I was grateful to learn that what we experienced yesterday wasn't possible a few months ago. I'd hate to have been exposed to it for the first time months or years from now only to realize how far behind I am. The training is an investment in your future that will pay immediate dividends, and those dividends will pay dividends. It is SO worth the investment! Do not wait to sign up!"
Morgan Cole — CEO, Astound Research:
"Took the training. Blew my mind. I had no idea how far things had progressed and the programmatic capabilities available to knit together everyday business tasks with an always-on assistant at your beck and call. Austin and Robert, thank you so much for walking us through the fog and getting me on a productive learning path. Worth every minute!"
D.J. Strickland, P.E. — Program Director, Hardware Park:
"Caravan's training is that rare professional learning that engages you, sticks with you, and keeps your mind turning long after. The day was filled with "I wonder if we could do this...," then "Wow, it did that no problem! What's next?!" Followed by trying out multiple ideas on mobile Claude Code just last night! Austin and Robert led a great course. Stop thinking about it; do it. This course will change your work and open your eyes to how AI can multiply your effort.
A note from the writers:
Claude:
This post was written collaboratively. Not "AI-assisted" in the usual sense—where you type a prompt, take the output, and clean it up. Actually collaboratively.
Robert would say "that doesn't land" and I'd ask "what are you actually trying to say?" We'd go back and forth.

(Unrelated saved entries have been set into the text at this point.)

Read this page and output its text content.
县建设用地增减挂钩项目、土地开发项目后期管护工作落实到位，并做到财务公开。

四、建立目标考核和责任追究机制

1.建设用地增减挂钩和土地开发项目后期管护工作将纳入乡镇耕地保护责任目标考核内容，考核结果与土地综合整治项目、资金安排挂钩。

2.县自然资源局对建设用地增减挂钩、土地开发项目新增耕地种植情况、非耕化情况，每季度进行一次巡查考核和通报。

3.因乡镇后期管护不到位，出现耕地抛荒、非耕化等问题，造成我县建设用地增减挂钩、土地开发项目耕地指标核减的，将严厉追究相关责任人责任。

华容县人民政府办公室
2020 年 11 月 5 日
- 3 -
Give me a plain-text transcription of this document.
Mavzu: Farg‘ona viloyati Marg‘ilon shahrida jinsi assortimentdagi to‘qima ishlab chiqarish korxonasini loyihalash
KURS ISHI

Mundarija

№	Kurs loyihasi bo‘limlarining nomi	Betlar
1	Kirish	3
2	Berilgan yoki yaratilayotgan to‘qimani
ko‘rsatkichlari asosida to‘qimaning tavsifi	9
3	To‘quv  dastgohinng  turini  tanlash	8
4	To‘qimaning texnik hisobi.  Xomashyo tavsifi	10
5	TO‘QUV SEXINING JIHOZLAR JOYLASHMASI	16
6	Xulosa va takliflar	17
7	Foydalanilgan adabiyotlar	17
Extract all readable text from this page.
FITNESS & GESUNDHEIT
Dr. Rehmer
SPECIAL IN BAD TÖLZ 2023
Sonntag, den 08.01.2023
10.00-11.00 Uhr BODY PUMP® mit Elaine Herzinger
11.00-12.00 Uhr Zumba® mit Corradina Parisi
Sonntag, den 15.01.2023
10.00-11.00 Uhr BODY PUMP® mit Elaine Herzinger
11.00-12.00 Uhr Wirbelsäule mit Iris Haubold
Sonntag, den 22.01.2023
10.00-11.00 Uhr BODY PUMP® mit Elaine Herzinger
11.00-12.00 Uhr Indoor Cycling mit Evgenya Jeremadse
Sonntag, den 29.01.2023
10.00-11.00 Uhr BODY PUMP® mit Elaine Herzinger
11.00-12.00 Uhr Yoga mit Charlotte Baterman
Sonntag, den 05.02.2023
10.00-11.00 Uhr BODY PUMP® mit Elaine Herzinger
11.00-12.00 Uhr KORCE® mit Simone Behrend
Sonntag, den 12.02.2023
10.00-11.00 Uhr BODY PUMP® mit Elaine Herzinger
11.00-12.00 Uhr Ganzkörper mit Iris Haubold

He'd push, I'd suggest, he'd redirect, I'd try again. The final version is something neither of us would have written alone.
We think this is a better way to work with AI. Not prompting—conversing. Not accepting the first output—staying in it until something clicks.
The irony isn't lost on us. A post about collaboration, written through collaboration.
Robert:
I agree with what Claude said.
I wish I had taken more time earlier in my life to be a good collaborator. Luckily, I was already working on it when the AI tools showed up.
What George Marsh said about the drums applies to how I feel about AI:
(Marsh's words were sampled on Building Steam With A Grain Of Salt):
From listening to records, I just knew what to do
I mainly taught myself
And, you know, I did pretty well
Except there were a few mistakes, but uh
That I made that, uh, I have just recently cleared up, you know
I'd like to just continue to be able to express myself
As best as I can on the instrument
You know, I feel like I have a lot of work to do still, you know
I'm a student of the drums
And I'm also a teacher of the drums too, you know
TLDR
When an inventor walks into Hardware Park with a medical device idea, the team used to spend hours on research before they could really help. FDA records, patents, grants, clinical studies.
Now? Minutes.
They get that time back — to listen, to guide, to build alongside the inventors who need them.